Schiller credits Lowy’s guidance and partnership as a driving force in his career.

“Why do you need good colleagues? Because that’s who you bounce ideas off of,” he said. “… It also helps you separate the good ideas from the majority of ideas, which are bad.”

“I can’t tell you how many times an idea has come to me because I’m talking to somebody, that I’ve never had by myself — except for shaving. I actually have really good ideas while I’m shaving,” Schiller added.

Schiller also discussed the processes that drive scientific breakthroughs with experts Dr. Devaki Bhaya, Dr. John Spiro, and Kei Koizumi.

For Schiller, breakthroughs that led to the HPV vaccine were possible through the National Cancer Institute’s funding mechanism.

“One of the great things about being in the NCI intermural program is basically they give me money for four years to do what I want, and at the end of four years they say ‘what did you do for us during those four years?’” he said. “… If they like what you say they give you stable funding for the next four years.”

“We really have been blessed with the ability … to [pursue] new ideas without having to ask a grant committee whether we can do this or not.”

Schiller noted that without the flexibility to follow where his research led him — often absent in the traditional grant proposal process — he and Lowy would not have found the path to the HPV vaccine.

Koizumi, American Association for the Advancement of Science visiting scholar in science policy, echoed Schiller’s point that scientists should decide which ideas are worth pursuing. Today’s scientific funding mechanism started with Carnegie Institution’s fourth president, Vannevar Bush, based on the proposals of scientific investigators.
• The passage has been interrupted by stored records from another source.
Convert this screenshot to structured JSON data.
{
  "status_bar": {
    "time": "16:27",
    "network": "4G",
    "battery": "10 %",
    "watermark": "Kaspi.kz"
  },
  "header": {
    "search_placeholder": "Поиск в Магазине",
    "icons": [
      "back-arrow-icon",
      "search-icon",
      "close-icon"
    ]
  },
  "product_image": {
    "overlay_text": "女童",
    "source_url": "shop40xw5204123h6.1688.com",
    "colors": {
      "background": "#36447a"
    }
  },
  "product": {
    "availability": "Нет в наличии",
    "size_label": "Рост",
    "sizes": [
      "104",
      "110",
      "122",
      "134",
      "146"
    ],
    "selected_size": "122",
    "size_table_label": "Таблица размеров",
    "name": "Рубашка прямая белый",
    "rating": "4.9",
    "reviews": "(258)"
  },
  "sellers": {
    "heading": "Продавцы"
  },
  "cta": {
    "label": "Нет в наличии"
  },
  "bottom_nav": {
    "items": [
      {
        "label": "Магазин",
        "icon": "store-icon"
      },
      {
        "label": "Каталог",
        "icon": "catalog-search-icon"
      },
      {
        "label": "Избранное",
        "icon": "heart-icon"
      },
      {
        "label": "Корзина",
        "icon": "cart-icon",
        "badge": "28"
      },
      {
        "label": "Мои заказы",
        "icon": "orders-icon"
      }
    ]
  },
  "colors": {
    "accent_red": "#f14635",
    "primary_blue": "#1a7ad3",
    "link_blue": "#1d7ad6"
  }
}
“He recommended creating a government-wide effort that supported basic research and applied research — creating the system that we know today,” Koizumi said. “He outlined how the U.S. government should do it, by policies that encourage investigators to come up with their own ideas, sometimes wild and risky ideas, and that federal agencies should support those ideas, with money, tools, and infrastructure.”

"You can start to see science not necessarily as a competitive enterprise, which often it is seen as, but as a collaboration."


Bush’s recommendations also led to the creation of the National Science Foundation.

Bhaya, the current National Science Foundation program director, said funding is only half the battle, the other half is nurturing scientific discovery.

“There is a huge passion for doing science. It’s not something that goes away very easily. It’s there, you have it and you keep trying to do it,” she said.

“One of the things we need to really think about from when you start as a kid to when you are a mature scientist is that we make an ecosystem that allows all of science to flourish,” said Bhaya, who is also a Carnegie Institution staff scientist in the Department of Plant Biology.

In this “ecosystem” she emphasized that “the trees need to talk to each other.”

“A single investigator can push their ideas, their intuitions, but very often that doesn’t work — you’ve got to do it in a group,” Bhaya said. “… [Then] you can start to see science not necessarily as a competitive enterprise, which often it is seen as, but as a collaboration.”

“There are areas where you have to have a biologist maybe talking to a physicist,” she added. “Classically, those have been domains that have been kept separate, by funding agencies, universities, and the rest.”

In research, collaborative efforts can produce great science but blur the lines of who can claim credit. But Spiro, the deputy science director for the Simons Foundation Autism Research Initiative, argued collaboration can amplify research potential for paradigm-shifting results.

“People would rather be part of a big team that hit a home run and really sort of opened up a field, as opposed to being senior author on a small paper that had an extremely high likelihood of not being replicated,” Spiro said.

But a researcher’s mission doesn’t end once a life-saving technology is discovered  — it must make it to market, where people can benefit from the research. For the HPV vaccine, it was a 15-year process from discovery to licensing.

“For these types of public health interventions, getting to the point where they can start doing some good can take a long time, so you have to be in for the long haul,” Schiller said.